Concernant le tertiaire, les programmes se polarisent à l’est du territoire, dans le secteur IV, en lien avec la desserte RER et la gare TGV de Chessy qui nous met très proche de l’aéroport de Roissy. A l’ouest, les programmes de bureaux qui se réalisent à Champs-sur-Marne, dans la Cité Descartes, se commercialisent bien. Nous avons inauguré le nouveau siège de la Casden, au pied de la gare de Noisy-Champs, sachant que la banque était jusqu’alors implantée à Noisiel sur une autre station du RER A et qu’elle a souhaité demeurer sur le territoire. L’opération Marne-Europe comprendra aussi une grosse part de tertiaire. Il y a un vrai effet « transports en commun ». Du côté des locaux d’activités, le principal projet concerne la création de la ZAC de Rucherie, d’une superficie de 70 ha, à Bussy-Saint-Georges, au sud de l’A4. Elle est liée à la réalisation d’un nouvel échangeur sur l’A4, d’un coût d’environ 25 millions d’euros, financé à près de 50 % par Epamarne.
Peut-on encore parler de la ville nouvelle de Marne-la-Vallée ?

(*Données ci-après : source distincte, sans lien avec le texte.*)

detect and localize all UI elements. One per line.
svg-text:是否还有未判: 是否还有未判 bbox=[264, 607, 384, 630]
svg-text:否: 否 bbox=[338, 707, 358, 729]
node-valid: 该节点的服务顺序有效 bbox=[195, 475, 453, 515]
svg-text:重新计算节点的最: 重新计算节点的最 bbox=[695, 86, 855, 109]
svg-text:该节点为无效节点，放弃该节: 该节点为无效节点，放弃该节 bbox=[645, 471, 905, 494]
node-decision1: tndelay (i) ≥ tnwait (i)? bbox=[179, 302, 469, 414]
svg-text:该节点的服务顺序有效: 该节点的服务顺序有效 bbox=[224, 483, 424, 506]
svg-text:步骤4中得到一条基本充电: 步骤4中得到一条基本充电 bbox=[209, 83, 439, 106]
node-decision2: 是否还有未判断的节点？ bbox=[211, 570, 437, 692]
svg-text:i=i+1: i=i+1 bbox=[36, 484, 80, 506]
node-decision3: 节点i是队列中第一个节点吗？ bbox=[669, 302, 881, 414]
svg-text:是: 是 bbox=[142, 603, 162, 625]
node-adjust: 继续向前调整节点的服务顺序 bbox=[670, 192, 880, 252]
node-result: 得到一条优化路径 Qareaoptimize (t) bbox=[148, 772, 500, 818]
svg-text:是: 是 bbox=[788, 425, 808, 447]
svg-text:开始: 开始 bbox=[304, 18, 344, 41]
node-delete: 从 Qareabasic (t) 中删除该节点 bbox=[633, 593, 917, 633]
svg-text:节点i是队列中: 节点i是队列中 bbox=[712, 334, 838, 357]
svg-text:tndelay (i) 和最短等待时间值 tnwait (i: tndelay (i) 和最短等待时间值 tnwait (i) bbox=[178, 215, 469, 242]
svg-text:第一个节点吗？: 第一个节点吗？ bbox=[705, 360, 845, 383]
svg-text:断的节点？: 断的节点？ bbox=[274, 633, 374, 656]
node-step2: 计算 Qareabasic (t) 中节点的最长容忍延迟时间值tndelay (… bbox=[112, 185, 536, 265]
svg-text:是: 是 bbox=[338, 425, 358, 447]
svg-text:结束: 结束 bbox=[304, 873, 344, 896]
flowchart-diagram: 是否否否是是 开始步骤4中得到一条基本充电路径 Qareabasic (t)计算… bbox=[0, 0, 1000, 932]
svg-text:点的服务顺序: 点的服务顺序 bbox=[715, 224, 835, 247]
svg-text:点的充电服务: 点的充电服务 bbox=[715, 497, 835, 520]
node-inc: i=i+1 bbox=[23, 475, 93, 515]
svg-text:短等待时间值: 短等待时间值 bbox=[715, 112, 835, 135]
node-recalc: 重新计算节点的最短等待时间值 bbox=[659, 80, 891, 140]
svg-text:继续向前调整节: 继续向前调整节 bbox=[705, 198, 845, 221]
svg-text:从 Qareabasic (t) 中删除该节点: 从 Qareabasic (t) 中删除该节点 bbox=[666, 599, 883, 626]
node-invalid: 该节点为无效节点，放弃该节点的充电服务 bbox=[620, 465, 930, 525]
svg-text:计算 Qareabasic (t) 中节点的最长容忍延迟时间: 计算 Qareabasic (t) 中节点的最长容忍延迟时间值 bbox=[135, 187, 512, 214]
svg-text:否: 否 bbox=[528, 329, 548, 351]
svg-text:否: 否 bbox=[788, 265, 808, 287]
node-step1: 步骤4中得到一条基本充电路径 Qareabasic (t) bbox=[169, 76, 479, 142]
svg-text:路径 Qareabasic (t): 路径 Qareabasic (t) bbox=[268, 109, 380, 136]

Le statut de ville nouvelle ne signifie plus grand-chose puisque les SAN (Syndicat d’agglomération nouvelle) ont disparu. Les dispositifs spécifiques aux villes nouvelles n’existent plus en tant que tels. Seul subsiste l’outil OIN qui a d’ailleurs un peu évolué dans la loi Elan. Par ailleurs, une partie du secteur d’intervention actuel d’Epamarne ne faisait pas partie de la ville nouvelle. Même si on ne parle plus de ville nouvelle en tant que telle, le territoire conserve une appellation « ville nouvelle de Marne-la-Vallée » comme l’indiquent d’ailleurs les panneaux routiers sur l’A4. C’est un peu comme les villes franches ou les villes neuves qui plusieurs siècles après leur création s’appellent toujours « Ville-neuve ». C’est une trace du passé. Cela fait partie de l’identité, de l’histoire du territoire.